New AI model helps make accurate diagnoses of biliary atresia
Model's diagnostic potential outperformed less experienced specialists

A new artificial intelligence (AI) model based on clinical data along with laboratory results and ultrasound images aids the early diagnosis of biliary atresia, a study shows.
The diagnostic potential of the model matched that of experienced experts and outperformed less experienced specialists, whose diagnostic performance improved by using it.
“The model’s high accuracy and its ability to enhance the diagnostic performance of human experts underscore its potential for significant clinical impact,” the study’s researchers wrote. The study, “Development of an artificial intelligence-based multimodal diagnostic system for early detection of biliary atresia,” was published in BMC Medicine.
Biliary atresia is a rare, but serious liver disease that affects infants. It’s marked by the absence or blockage of bile ducts, the tubes that transport the digestive fluid bile to the intestines. As a result, bile builds up in the liver to toxic levels, leading to damage and bile leakage into the bloodstream, which causes symptoms such as yellowing skin and whites of the eyes, called jaundice.
The first-line treatment is Kasai surgery, which is intended to restore bile flow by creating an alternate route to the intestine. The procedure’s best results are achieved when performed before 30 to 45 days of age, but, unfortunately, the “median age at the time of the Kasai procedure is approximately 60 days,” the researchers wrote. “The major cause for delay is the absence of effective and practical screening methods, thus presenting early diagnosis as a prominent and persisting clinical challenge.”

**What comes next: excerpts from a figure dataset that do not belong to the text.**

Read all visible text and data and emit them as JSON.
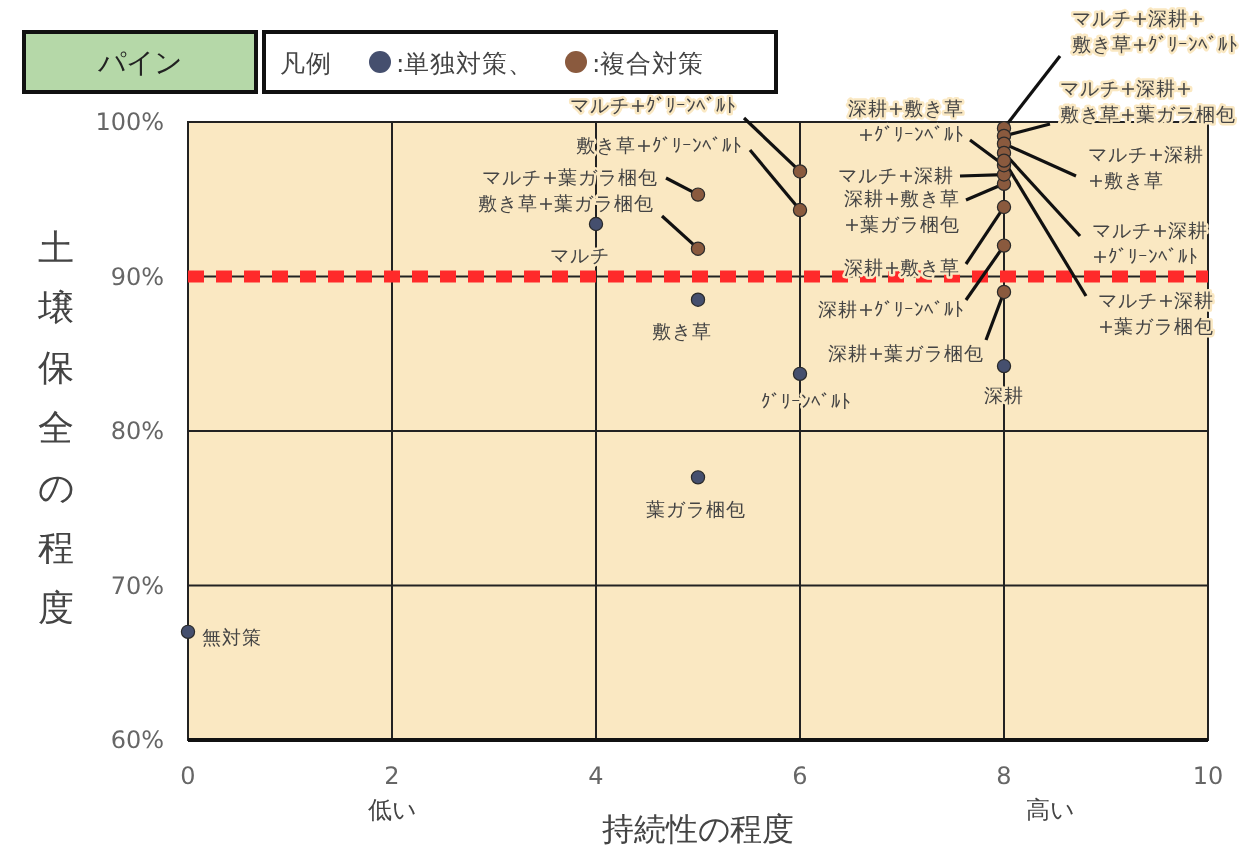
{
  "chart_data": {
    "type": "scatter",
    "title": "パイン",
    "legend_title": "凡例",
    "legend": "top",
    "xlabel": "持続性の程度",
    "ylabel": "土壌保全の程度",
    "xlim": [
      0,
      10
    ],
    "xticks": [
      0,
      2,
      4,
      6,
      8,
      10
    ],
    "ylim": [
      60,
      100
    ],
    "yticks": [
      {
        "value": 60,
        "label": "60%"
      },
      {
        "value": 70,
        "label": "70%"
      },
      {
        "value": 80,
        "label": "80%"
      },
      {
        "value": 90,
        "label": "90%"
      },
      {
        "value": 100,
        "label": "100%"
      }
    ],
    "grid": true,
    "marker": "circle",
    "ref_lines": [
      {
        "axis": "y",
        "value": 90,
        "color": "#ff2a2a",
        "line_style": "dashed"
      }
    ],
    "series": [
      {
        "name": ":単独対策、",
        "color": "#454f6e",
        "x": [
          0,
          4,
          5,
          5,
          6,
          8
        ],
        "values": [
          67,
          93.4,
          88.5,
          77,
          83.7,
          84.2
        ]
      },
      {
        "name": ":複合対策",
        "color": "#8a5a3e",
        "x": [
          6,
          6,
          5,
          5,
          8,
          8,
          8,
          8,
          8,
          8,
          8,
          8,
          8,
          8,
          8
        ],
        "values": [
          96.8,
          94.3,
          95.3,
          91.8,
          89,
          92,
          94.5,
          96,
          96.6,
          97.2,
          99.6,
          99.1,
          98.6,
          98,
          97.5
        ]
      }
    ],
    "annotations": [
      {
        "text": "無対策",
        "x": 0,
        "y": 67
      },
      {
        "text": "マルチ",
        "x": 4,
        "y": 93.4
      },
      {
        "text": "敷き草",
        "x": 5,
        "y": 88.5
      },
      {
        "text": "葉ガラ梱包",
        "x": 5,
        "y": 77
      },
      {
        "text": "ｸﾞﾘｰﾝﾍﾞﾙﾄ",
        "x": 6,
        "y": 83.7
      },
      {
        "text": "深耕",
        "x": 8,
        "y": 84.2
      },
      {
        "text": "マルチ+ｸﾞﾘｰﾝﾍﾞﾙﾄ",
        "x": 6,
        "y": 96.8
      },
      {
        "text": "敷き草+ｸﾞﾘｰﾝﾍﾞﾙﾄ",
        "x": 6,
        "y": 94.3
      },
      {
        "text": "マルチ+葉ガラ梱包",
        "x": 5,
        "y": 95.3
      },
      {
        "text": "敷き草+葉ガラ梱包",
        "x": 5,
        "y": 91.8
      },
      {
        "text": "深耕+葉ガラ梱包",
        "x": 8,
        "y": 89
      },
      {
        "text": "深耕+ｸﾞﾘｰﾝﾍﾞﾙﾄ",
        "x": 8,
        "y": 92
      },
      {
        "text": "深耕+敷き草",
        "x": 8,
        "y": 94.5
      },
      {
        "text": "深耕+敷き草+葉ガラ梱包",
        "x": 8,
        "y": 96
      },
      {
        "text": "マルチ+深耕",
        "x": 8,
        "y": 96.6
      },
      {
        "text": "深耕+敷き草+ｸﾞﾘｰﾝﾍﾞﾙﾄ",
        "x": 8,
        "y": 97.2
      },
      {
        "text": "マルチ+深耕+敷き草+ｸﾞﾘｰﾝﾍﾞﾙﾄ",
        "x": 8,
        "y": 99.6
      },
      {
        "text": "マルチ+深耕+敷き草+葉ガラ梱包",
        "x": 8,
        "y": 99.1
      },
      {
        "text": "マルチ+深耕+敷き草",
        "x": 8,
        "y": 98.6
      },
      {
        "text": "マルチ+深耕+ｸﾞﾘｰﾝﾍﾞﾙﾄ",
        "x": 8,
        "y": 98
      },
      {
        "text": "マルチ+深耕+葉ガラ梱包",
        "x": 8,
        "y": 97.5
      },
      "低い",
      "高い"
    ]
  }
}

Using AI toward biliary atresia diagnoses
Researchers in China sought to address this challenge by applying deep machine learning, a form of AI that uses algorithms to learn from data and identify and predict patterns. The study’s first part, which was meant to train, validate, and internally test the AI model, included infants younger than 6 months with suspected biliary atresia or elevated blood levels of bilirubin, a marker of liver damage, along with those without liver disease.
There was a total of 681 biliary atresia patients and 898 non-biliary atresia patients, who didn’t have liver disease or had other diseases marked by cholestasis, or stalled bile flow. The study’s second part, to test the model, included additional infants who met the same criteria as in the first part.

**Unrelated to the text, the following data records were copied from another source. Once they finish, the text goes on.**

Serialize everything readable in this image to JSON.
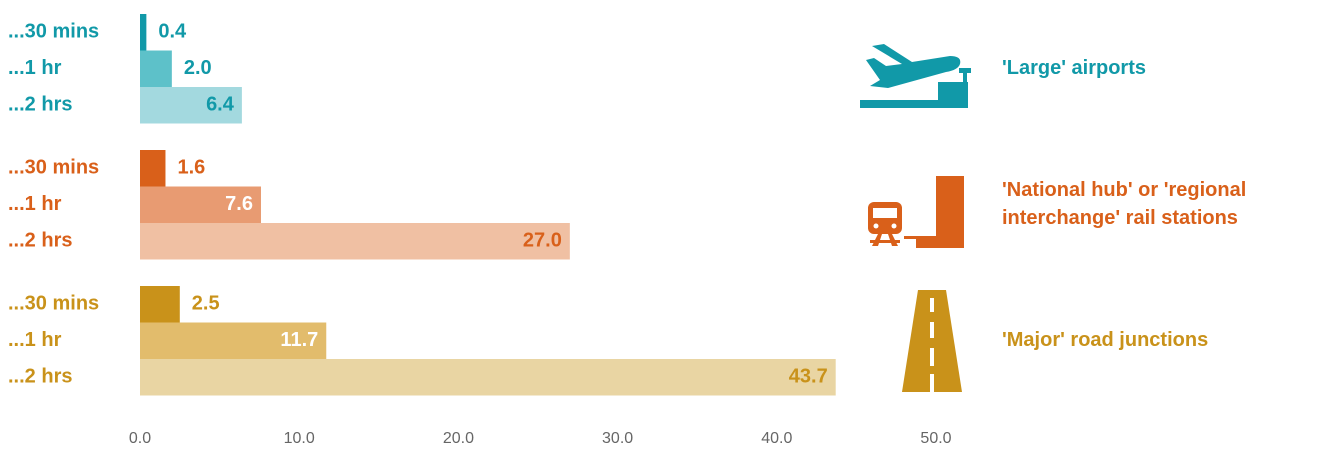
{
  "chart_data": {
    "type": "bar",
    "orientation": "horizontal",
    "xlim": [
      0,
      50
    ],
    "xticks": [
      {
        "value": 0,
        "label": "0.0"
      },
      {
        "value": 10,
        "label": "10.0"
      },
      {
        "value": 20,
        "label": "20.0"
      },
      {
        "value": 30,
        "label": "30.0"
      },
      {
        "value": 40,
        "label": "40.0"
      },
      {
        "value": 50,
        "label": "50.0"
      }
    ],
    "groups": [
      {
        "label": [
          "'Large' airports"
        ],
        "color": "#1199a8",
        "categories": [
          "...30 mins",
          "...1 hr",
          "...2 hrs"
        ],
        "values": [
          0.4,
          2.0,
          6.4
        ],
        "value_labels": [
          "0.4",
          "2.0",
          "6.4"
        ],
        "colors": [
          "#1199a8",
          "#5dc1c9",
          "#a3d9df"
        ]
      },
      {
        "label": [
          "'National hub' or 'regional",
          "interchange' rail stations"
        ],
        "color": "#d9601a",
        "categories": [
          "...30 mins",
          "...1 hr",
          "...2 hrs"
        ],
        "values": [
          1.6,
          7.6,
          27.0
        ],
        "value_labels": [
          "1.6",
          "7.6",
          "27.0"
        ],
        "colors": [
          "#d9601a",
          "#e89b72",
          "#f0c0a3"
        ]
      },
      {
        "label": [
          "'Major' road junctions"
        ],
        "color": "#c9921a",
        "categories": [
          "...30 mins",
          "...1 hr",
          "...2 hrs"
        ],
        "values": [
          2.5,
          11.7,
          43.7
        ],
        "value_labels": [
          "2.5",
          "11.7",
          "43.7"
        ],
        "colors": [
          "#c9921a",
          "#e2bc6c",
          "#e9d5a3"
        ]
      }
    ]
  }
}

Analyzed data included demographic characteristics, medical histories, laboratory test results, and ultrasound images of the gallbladder, which is the organ where bile is stored, and the triangular cord sign (TCS), a marker for biliary atresia.
The model’s diagnostic performance was compared with that of four radiologists with variable years of experience in diagnosing biliary atresia (from 0 to more than 10 years). The diagnostic accuracy was reported as AUC values where a value of 0 means a perfectly inaccurate test and a value of 1 reflects a perfectly accurate test.
On the first part’s internal test, the AI model achieved an AUC of 0.99, outperforming all four radiologists, including the one with more than 10 years of experience, who achieved an AUC of 0.95. In the external test, the model achieved an AUC of 0.97, which wasn’t significantly different from that of the most experienced radiologist.
Incorrect diagnoses
There were six cases where the AI model failed to correctly diagnose biliary atresia. All had gallbladder data that was harder to interpret, suggesting its “performance may be influenced by the quality of the imaging data or by atypical presentations of the condition,” the researchers wrote.
The model also incorrectly diagnosed biliary atresia in five infants without the condition. Three of them were under a month old and the other two had choledochal cysts, a congenital anomaly of the bile ducts. All but one also had elevated blood levels of GGT, a marker for liver and bile duct damage.
“This indicates that the model may be more prone to false positives in very young infants and patients with choledochal cysts, as well as those with elevated GGT levels,” the researchers wrote.
When they used the AI to assist their diagnosis, the radiologists, especially those with less experience, improved their performance. In the external test, the AUC of the radiologist without experience rose from 0.67 to 0.90, while the radiologist with more than 10 years experience showed no improvement with AI assistance.
Using ultrasound and clinical information alone (excluding blood tests, which are more invasive), the model achieved an AUC of 0.98, similar to the model using all the data. Moreover, an AUC of 0.96 was achieved with imaging data from the gallbladder and the TCS alone, and when using clinical information and laboratory tests alone.
“These findings imply that [AI] demonstrates exceptional proficiency in detecting extremely subtle structural changes and managing intricate numerical tasks, which pose challenges for human interpretation,” the researchers wrote. “By integrating ultrasound images, clinical data, and laboratory results, our multimodal deep learning models achieved high accuracy, outperforming human experts in retrospective evaluations and demonstrating robust performance in prospective validation.”
The researchers said “a multicenter study involving diverse healthcare settings and patient populations is warranted” to confirm their findings’ “broader applicability.”